In light of the Union diaries over the past few days, I thought I would share the contents of a post I made a few months back to a forum of highly technical people. I hope you like it.
Whenever you get a situation where a few people have bread they are looking to distribute, and many people are hungry, people are willing to fight for scraps. And the person dispensing the bread can give out smaller and smaller scraps of bread, and the people who are hungry will still fight for them. When the dust settles, the people who get the bread will be happy and the people who do not will not be. The fact of the matter is that the scrap of bread will not fill the belly of the person who gets the scrap much better than the person who does not. Things will be better for the scrapful than the scrapless, but, when you come right down to it, to the guy who has the loaf, one person willing to fight for a scrap is just as good as the next, and if they settle for a smaller scrap, it's better for him as he gets to keep more bread. And, really, the fate of the rabble fighting for the bread is not his concern: there are always more people willing to fight for scraps. This is the model of American Capitalism.
At the beginning of the last century, the American worker got wise to this, and formed Unions. With a Union, the workers could bind together and say that they want a larger piece of bread. For awhile, they were getting a lot of friction from the people with no bread saying that any bread is better than no bread and that if they didn't want the bread, the breadless would take it, that the people with the small scraps of bread were just greedy. It took many years and many lives to teach people that the only way to get more bread was to get it from the guys with the loaves rather than the guys with the ittybitty scraps. And, until the 1980s, American wages rose. Working conditions improved. The work week got shorter. Not just for Union people, for everyone. As the Unions declined in strength, American wages stagnated. The work week got longer. As the Unions started dying, fewer and fewer people were doing more and more work, time off started decreasing, and real wages started to plummet. Again, not just for the Union people. For people like you and me. Even as there is more computer work than you can shake a stick at, consulting wages have decreased 40%, and salaried work has dropped 20%. And you're not going to be home at 5 and take summers off to vacation with your family. Those days are gone.
And why?
Because American industry has found more hungry people. More people willing to fight for a scrap of bread. It's not that the American worker is getting paid too much. It is that the Chinese worker is getting paid too little.
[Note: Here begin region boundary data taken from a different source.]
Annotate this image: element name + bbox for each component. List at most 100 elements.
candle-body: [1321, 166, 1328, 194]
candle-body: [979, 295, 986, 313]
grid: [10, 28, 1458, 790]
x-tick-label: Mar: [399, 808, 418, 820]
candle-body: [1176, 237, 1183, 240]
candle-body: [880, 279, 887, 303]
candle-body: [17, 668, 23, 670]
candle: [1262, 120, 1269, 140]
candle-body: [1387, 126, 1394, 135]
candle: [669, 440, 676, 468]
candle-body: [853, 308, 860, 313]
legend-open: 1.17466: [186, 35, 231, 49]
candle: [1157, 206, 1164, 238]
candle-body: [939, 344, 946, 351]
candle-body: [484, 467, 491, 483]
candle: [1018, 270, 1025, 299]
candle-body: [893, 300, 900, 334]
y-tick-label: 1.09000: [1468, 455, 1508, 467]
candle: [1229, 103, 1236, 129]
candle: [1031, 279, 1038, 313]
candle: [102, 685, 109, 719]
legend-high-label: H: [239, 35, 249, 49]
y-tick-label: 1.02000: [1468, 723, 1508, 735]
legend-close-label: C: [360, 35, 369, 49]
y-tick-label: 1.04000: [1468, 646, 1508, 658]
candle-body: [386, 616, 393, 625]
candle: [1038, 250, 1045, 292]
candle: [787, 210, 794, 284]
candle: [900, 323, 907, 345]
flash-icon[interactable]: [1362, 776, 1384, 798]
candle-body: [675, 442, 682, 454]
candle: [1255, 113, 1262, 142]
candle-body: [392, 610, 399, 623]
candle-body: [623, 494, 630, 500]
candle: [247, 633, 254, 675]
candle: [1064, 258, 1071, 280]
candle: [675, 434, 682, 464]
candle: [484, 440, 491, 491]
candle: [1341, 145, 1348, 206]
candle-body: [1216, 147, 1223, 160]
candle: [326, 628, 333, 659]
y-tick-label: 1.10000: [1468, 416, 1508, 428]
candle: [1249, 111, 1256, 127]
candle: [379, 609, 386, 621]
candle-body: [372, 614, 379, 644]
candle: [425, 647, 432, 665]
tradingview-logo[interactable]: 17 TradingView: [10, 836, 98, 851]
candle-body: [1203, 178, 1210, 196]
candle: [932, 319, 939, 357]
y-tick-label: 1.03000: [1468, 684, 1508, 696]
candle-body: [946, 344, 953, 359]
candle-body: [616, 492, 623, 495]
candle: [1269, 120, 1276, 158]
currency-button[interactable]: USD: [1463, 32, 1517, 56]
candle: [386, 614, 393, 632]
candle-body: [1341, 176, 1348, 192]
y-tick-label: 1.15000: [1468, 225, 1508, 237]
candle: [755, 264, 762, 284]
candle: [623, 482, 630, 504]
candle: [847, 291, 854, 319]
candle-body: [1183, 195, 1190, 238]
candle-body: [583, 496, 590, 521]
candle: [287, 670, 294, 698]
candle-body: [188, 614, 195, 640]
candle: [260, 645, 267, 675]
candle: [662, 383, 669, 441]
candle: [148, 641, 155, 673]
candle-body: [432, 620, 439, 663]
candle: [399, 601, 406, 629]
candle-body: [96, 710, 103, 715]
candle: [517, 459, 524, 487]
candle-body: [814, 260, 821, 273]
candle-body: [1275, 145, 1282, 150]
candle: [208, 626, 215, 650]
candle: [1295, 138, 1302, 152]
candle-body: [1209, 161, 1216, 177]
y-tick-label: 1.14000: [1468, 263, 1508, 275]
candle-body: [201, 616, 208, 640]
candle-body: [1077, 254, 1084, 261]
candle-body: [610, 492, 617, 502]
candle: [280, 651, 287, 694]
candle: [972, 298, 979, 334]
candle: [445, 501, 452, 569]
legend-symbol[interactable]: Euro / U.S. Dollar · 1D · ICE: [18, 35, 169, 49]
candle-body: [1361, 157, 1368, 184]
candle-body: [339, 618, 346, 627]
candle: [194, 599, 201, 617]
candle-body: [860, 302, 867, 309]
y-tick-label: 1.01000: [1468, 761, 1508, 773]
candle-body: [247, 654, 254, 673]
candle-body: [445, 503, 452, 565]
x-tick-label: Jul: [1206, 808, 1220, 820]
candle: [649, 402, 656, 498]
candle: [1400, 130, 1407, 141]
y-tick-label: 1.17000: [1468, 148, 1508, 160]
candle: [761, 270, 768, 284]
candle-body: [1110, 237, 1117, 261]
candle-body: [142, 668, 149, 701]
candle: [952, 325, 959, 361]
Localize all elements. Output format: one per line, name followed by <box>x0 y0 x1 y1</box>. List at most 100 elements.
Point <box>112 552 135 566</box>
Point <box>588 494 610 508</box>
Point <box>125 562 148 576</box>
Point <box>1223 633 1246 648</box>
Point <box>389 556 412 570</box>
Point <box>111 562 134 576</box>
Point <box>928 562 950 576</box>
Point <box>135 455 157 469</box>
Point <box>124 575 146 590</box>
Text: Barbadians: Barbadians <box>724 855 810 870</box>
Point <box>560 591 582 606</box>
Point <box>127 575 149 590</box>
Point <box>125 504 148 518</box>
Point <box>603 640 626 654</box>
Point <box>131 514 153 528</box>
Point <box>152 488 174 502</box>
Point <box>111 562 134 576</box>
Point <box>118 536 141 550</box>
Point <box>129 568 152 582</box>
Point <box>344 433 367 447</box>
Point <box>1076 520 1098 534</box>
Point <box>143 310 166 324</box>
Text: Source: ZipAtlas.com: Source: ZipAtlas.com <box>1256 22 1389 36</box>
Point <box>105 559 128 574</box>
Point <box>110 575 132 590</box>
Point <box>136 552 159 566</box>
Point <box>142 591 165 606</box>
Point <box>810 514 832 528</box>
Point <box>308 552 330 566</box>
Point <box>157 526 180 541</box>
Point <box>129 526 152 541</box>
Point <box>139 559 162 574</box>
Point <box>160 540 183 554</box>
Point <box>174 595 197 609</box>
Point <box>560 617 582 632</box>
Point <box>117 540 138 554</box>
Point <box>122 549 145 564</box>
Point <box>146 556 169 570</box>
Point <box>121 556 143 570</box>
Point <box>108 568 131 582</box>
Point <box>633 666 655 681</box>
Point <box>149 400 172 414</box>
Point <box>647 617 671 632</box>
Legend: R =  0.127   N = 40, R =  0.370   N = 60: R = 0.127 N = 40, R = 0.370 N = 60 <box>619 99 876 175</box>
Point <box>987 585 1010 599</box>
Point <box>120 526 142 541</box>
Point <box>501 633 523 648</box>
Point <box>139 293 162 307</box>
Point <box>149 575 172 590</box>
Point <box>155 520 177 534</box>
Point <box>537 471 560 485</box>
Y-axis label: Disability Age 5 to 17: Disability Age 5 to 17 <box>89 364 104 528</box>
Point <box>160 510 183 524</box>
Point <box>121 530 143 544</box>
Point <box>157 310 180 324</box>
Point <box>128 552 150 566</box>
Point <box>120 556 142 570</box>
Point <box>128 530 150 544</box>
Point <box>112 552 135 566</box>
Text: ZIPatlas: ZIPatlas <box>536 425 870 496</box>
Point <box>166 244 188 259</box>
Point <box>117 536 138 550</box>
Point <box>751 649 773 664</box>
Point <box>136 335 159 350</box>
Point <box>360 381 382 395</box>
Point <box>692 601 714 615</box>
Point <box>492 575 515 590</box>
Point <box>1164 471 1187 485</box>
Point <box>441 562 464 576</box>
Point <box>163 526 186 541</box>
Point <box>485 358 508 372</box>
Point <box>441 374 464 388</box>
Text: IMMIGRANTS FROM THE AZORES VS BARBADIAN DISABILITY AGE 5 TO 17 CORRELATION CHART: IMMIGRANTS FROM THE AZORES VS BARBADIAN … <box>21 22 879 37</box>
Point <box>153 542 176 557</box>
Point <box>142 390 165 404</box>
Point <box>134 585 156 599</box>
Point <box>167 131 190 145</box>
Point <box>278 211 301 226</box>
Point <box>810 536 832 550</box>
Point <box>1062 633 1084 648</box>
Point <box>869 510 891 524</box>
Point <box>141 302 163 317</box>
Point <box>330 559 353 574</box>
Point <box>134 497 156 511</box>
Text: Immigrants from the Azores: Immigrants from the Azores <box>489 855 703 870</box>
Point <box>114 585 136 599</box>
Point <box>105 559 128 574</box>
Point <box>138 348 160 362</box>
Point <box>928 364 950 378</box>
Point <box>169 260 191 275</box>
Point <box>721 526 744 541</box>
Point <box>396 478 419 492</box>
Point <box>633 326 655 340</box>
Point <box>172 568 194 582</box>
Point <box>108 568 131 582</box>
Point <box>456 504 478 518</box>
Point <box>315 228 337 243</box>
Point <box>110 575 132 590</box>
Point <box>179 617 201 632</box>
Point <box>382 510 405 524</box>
And, when the Chinese workers finally realize that part of being communist is that the worker is supposed to get a larger percentage of the profits generated by his labor, American industry will go elsewhere to find more hungry people, and Chinese wages will go down too.
But, realize that by the time that the Chinese wages go down, our nice high western wages will have plummeted. This is global wage arbitrage and will eventually stabilize when we're all starving together, and the people with the loaves of bread have bigger loaves than they've ever had before and the rest of us are living in a Dickensian nightmare complete with pollutions, dispair and disease.
And the only way THE ONLY WAY to stop this is by forming international Unions that equalize wages across industries so that it is not cheaper to produce a product in this country than in that. Wages in America and England and Israel will drop, but not as quickly nor as drastically as if the international unions do not exist, and the wages in Ethopia and Sudan and China and India will skyrocket overnight, generating more desire to buy the expensive products that we Americans have been enjoying for 50 years or better (refrigerators, washing machines, cars), which, in turn, generates more profits, and spawns global hiring and a global increase in living, and, of course, globally, lower unemployment and higher wages. Almost overnight.
But it's not going to happen. Unions, after all, are bad, and evil and corrupt. Just ask the bad, evil, corrupt people who keep saying it. Strangely, those are the very people who want us fighting amongst ourselves for scraps of bread.
And again, what the monied idiots don't realize is that they are breeding the beast that will eat them too. They do this a lot. In this case, the American consumer has given these greedy jerks the biggest loaves of bread the world has ever seen, and, in the search of even bigger loaves, the guys with the bread go to China or India to get cheaper labor. What they don't realize is, without paychecks, the American consumers will not keep buying their product, and, eventually, even the richest people will suffer. What they also don't realize is that, when the American worker is fat and happy, he's willing to pay a little more for his "stuff" and they could get a bigger loaf not by producing it more cheaply but by selling it more dearly. And they don't see that the better they treat their worker, the more they pay him, the better off, they too will be. The rich get richer when the poor have money to give them. And, once again, we're all in it together.